I think a lot of people who thought they didn’t like a Saison could try that and maybe reevaluate what they thought a Saison might taste like. It’s really interesting to talk to people about that and be able to say that the citrus flavour you’re getting is entirely from hops, there’s no actual mandarin added. So it’s a great educational piece, and as you would know there’s more and more people coming into the craft segment here in Australia, so anything like that that gets them interested and thinking about beer in a different way than throwing back pints at the footy is a good thing for all of us. It’s just good to be a part of that story.

The Goat Bar at the Richmond Brewery.

B: Definitely. Do you think one day that any of the Barrel Breeds or Rare Breeds will eventually join the core lineup- for example an IPA?

Z: So we did once upon a time have a core range IPA, but I think it was a bit before its time. It was actually an organic one as well, but the market for craft beer back then – let alone IPAs – was obviously a lot smaller than it is now. The challenge wasn’t necessarily the beer, but craft consumers are by nature quite promiscuous, and they’re always trying the latest IPA out on the market. Also the very nature of an IPA – where fresh is best – is that even if it’s a great beer, but it’s sitting on the shelf in a bottle shop for four-plus months, and then someone finally gets around to it, we’re not giving someone the best beer we can give. When the market is ready and IPAs are turning over it’s going to be better for everyone that has an IPA. So I certainly wouldn’t want to rule that out at all. I guess just like everybody else, we’re really responsive to the Australian consumer and what they’re telling us they like; us having a crack at a sour has definitely been in response to that with sour’s all the range now, and while they’re such a small part of the marketplace, it’s fun to have a go and test ourselves and see how it gets received.

B: And finally, can you tell me about anything you’ll be launching in the near future?

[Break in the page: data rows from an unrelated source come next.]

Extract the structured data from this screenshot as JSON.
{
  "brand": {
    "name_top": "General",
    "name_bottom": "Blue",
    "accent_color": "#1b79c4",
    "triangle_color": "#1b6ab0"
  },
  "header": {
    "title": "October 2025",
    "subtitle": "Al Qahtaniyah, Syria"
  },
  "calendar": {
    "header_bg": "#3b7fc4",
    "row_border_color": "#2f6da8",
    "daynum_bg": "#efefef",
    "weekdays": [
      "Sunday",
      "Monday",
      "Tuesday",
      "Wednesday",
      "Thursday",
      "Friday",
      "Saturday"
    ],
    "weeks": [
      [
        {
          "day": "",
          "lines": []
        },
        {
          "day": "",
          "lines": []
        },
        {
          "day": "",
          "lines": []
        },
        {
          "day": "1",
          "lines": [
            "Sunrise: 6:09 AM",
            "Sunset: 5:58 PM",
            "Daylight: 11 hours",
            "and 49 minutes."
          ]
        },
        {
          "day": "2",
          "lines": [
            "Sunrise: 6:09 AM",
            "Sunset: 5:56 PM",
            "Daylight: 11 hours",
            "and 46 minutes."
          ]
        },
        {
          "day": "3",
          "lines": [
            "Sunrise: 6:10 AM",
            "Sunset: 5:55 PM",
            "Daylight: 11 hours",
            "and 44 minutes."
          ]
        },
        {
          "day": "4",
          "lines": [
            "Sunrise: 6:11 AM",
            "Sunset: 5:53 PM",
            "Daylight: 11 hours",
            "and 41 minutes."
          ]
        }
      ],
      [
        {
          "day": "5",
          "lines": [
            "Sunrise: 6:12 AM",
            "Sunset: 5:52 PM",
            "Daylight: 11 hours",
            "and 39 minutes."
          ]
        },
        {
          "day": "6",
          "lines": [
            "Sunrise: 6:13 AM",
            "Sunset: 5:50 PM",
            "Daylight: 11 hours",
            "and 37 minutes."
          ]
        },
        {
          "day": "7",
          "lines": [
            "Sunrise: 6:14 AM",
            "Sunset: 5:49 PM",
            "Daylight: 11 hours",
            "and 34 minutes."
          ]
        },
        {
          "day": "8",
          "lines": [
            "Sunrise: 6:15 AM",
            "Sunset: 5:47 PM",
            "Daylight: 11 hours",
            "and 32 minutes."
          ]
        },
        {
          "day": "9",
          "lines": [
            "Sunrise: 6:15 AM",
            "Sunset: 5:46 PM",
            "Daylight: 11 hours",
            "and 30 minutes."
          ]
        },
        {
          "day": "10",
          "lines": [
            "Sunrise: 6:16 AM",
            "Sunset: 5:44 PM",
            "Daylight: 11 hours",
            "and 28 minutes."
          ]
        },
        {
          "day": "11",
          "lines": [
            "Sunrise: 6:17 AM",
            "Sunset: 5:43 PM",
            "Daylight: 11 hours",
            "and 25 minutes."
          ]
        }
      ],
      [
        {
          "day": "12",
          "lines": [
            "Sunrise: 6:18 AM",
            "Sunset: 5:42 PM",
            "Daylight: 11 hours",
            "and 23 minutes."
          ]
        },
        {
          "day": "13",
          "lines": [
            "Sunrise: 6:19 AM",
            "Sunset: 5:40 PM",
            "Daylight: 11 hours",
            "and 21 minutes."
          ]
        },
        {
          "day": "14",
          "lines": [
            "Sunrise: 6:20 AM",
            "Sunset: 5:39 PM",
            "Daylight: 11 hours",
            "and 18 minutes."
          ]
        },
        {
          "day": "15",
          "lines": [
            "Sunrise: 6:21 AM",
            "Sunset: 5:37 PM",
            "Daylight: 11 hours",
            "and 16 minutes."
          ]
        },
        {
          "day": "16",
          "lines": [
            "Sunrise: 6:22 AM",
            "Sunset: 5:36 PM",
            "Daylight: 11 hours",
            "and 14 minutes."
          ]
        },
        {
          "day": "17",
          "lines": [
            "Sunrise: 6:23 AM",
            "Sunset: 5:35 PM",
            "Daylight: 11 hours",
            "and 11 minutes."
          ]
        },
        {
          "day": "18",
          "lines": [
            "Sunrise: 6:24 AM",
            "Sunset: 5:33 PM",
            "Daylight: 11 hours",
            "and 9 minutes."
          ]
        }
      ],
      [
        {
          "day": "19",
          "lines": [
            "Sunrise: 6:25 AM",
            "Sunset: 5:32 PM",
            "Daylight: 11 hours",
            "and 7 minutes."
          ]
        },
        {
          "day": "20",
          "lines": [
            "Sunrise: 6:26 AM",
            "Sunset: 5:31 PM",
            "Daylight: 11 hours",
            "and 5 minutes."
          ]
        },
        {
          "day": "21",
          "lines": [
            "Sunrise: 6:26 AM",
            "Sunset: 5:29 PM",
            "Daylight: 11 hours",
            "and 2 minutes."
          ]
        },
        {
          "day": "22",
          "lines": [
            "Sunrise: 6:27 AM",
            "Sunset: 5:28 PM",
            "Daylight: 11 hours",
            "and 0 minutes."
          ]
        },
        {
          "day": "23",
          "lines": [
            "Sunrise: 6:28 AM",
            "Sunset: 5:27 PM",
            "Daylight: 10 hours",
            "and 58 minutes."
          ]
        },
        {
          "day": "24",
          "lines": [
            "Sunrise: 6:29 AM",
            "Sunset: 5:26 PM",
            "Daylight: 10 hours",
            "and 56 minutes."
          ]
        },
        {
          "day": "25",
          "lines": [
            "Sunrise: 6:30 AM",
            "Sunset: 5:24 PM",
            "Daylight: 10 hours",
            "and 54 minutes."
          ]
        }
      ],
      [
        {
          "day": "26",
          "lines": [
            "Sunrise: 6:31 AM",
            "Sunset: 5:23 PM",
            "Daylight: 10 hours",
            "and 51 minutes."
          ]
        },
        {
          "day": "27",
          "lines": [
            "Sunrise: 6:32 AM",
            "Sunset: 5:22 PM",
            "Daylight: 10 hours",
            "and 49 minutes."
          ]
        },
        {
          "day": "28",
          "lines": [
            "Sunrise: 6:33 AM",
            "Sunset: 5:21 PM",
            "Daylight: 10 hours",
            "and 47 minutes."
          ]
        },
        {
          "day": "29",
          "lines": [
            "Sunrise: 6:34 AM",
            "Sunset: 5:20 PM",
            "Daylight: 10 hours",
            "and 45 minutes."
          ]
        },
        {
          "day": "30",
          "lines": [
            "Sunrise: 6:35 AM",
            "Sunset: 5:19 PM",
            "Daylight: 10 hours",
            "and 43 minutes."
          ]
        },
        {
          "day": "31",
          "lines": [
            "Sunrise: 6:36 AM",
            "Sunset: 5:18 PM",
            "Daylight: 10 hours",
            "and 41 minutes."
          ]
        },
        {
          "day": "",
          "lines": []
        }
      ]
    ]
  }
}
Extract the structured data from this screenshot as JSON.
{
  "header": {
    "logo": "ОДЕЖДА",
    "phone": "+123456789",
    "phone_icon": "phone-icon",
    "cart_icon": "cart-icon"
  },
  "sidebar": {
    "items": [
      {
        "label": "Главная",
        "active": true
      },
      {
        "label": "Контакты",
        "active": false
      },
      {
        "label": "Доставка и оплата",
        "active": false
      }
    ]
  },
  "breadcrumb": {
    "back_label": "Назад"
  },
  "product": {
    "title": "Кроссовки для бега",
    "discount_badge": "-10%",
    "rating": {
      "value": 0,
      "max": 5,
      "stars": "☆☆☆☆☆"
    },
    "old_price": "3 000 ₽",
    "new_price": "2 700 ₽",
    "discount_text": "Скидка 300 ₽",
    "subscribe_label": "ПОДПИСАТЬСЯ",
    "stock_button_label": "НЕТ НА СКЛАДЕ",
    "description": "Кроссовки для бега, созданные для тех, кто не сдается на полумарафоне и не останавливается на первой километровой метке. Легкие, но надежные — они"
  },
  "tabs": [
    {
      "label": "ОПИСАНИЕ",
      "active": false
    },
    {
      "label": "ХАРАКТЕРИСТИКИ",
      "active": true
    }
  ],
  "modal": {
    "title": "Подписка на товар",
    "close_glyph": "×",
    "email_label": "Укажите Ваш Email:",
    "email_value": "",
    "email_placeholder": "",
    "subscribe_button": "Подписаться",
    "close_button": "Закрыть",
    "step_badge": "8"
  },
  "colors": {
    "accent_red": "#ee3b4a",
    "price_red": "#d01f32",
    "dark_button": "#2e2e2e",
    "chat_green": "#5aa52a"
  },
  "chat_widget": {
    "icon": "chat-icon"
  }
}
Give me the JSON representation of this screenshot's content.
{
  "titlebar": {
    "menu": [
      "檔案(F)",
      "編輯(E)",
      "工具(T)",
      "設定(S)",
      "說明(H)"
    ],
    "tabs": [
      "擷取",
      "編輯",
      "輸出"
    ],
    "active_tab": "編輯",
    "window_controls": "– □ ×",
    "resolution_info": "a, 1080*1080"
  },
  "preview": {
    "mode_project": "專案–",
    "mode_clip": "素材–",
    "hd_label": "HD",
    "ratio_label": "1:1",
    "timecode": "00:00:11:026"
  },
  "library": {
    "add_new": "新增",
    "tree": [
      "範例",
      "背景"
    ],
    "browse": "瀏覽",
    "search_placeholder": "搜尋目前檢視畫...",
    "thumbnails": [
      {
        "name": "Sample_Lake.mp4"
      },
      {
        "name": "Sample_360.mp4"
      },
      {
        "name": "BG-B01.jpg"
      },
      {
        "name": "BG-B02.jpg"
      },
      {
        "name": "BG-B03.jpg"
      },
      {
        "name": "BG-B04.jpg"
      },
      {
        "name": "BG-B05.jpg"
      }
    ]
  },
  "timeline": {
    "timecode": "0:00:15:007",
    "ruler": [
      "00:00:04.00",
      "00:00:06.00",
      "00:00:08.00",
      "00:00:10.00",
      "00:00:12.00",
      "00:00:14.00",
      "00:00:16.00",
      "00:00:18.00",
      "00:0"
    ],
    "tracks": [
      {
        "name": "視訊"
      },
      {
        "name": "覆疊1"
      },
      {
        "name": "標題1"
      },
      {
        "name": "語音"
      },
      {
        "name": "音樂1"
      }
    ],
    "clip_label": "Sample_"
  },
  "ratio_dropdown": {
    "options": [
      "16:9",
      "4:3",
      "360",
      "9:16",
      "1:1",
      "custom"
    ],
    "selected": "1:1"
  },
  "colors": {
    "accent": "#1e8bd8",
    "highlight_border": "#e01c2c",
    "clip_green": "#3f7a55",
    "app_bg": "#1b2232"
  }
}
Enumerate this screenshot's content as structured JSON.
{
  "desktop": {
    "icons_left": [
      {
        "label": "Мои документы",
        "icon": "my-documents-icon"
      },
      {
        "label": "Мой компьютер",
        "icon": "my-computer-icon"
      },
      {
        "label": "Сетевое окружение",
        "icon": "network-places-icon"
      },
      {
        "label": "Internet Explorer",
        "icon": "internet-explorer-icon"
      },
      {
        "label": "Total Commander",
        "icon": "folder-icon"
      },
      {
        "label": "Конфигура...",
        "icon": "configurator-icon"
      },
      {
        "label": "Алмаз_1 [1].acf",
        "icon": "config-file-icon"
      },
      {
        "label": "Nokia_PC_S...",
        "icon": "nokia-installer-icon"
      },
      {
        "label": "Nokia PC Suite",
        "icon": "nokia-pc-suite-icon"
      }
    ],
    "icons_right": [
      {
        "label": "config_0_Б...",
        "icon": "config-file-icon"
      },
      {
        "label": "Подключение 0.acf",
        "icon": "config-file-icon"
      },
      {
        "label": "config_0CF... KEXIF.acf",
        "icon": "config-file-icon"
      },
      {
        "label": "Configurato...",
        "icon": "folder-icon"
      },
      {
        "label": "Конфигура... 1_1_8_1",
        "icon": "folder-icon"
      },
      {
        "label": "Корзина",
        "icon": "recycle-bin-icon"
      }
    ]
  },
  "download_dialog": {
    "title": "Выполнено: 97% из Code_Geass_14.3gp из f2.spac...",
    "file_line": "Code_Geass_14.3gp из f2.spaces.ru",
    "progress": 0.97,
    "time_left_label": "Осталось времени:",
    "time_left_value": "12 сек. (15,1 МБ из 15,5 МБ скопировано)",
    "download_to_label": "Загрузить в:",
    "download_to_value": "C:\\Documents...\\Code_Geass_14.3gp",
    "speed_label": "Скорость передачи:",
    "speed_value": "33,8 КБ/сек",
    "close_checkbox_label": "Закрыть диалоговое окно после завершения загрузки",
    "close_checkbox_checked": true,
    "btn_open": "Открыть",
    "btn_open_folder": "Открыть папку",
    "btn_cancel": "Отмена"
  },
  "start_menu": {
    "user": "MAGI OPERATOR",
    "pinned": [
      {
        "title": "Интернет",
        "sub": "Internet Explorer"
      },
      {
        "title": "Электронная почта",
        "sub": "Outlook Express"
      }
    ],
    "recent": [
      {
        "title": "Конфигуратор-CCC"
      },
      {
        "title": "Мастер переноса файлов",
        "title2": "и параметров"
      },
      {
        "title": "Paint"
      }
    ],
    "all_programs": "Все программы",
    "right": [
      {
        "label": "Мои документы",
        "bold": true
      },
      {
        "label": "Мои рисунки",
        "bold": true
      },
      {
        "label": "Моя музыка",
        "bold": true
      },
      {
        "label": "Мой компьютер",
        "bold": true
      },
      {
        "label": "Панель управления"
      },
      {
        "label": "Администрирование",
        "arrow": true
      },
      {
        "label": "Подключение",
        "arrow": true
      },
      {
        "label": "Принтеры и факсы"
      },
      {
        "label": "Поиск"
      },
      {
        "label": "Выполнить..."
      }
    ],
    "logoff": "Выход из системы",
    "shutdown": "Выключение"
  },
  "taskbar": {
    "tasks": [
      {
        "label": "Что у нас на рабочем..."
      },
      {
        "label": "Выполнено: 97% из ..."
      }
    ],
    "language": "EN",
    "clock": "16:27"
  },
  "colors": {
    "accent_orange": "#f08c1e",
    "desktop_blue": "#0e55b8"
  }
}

Z: We’ll shortly be announcing the launch of our 2017 Barley Wine. So that’s the one that won the Champion Beer at the AIBA awards two years ago – obviously always a big one for us. There’ll probably be a few specialties between now and then as there’s always a few things the brewers are tinkering around with. After the Barley Wine which will be our next release, there’s a coffee IPA that’ll come out next month, a GABS beer of course that will be in May… then we will have a bit of a quiet period in the middle of the year as the brewery gets some TLC. So you’ll be hearing a lot from us but then we’ll go a little bit quiet while the brewery has a few updates for the summer season, but after that it’ll be all systems go again!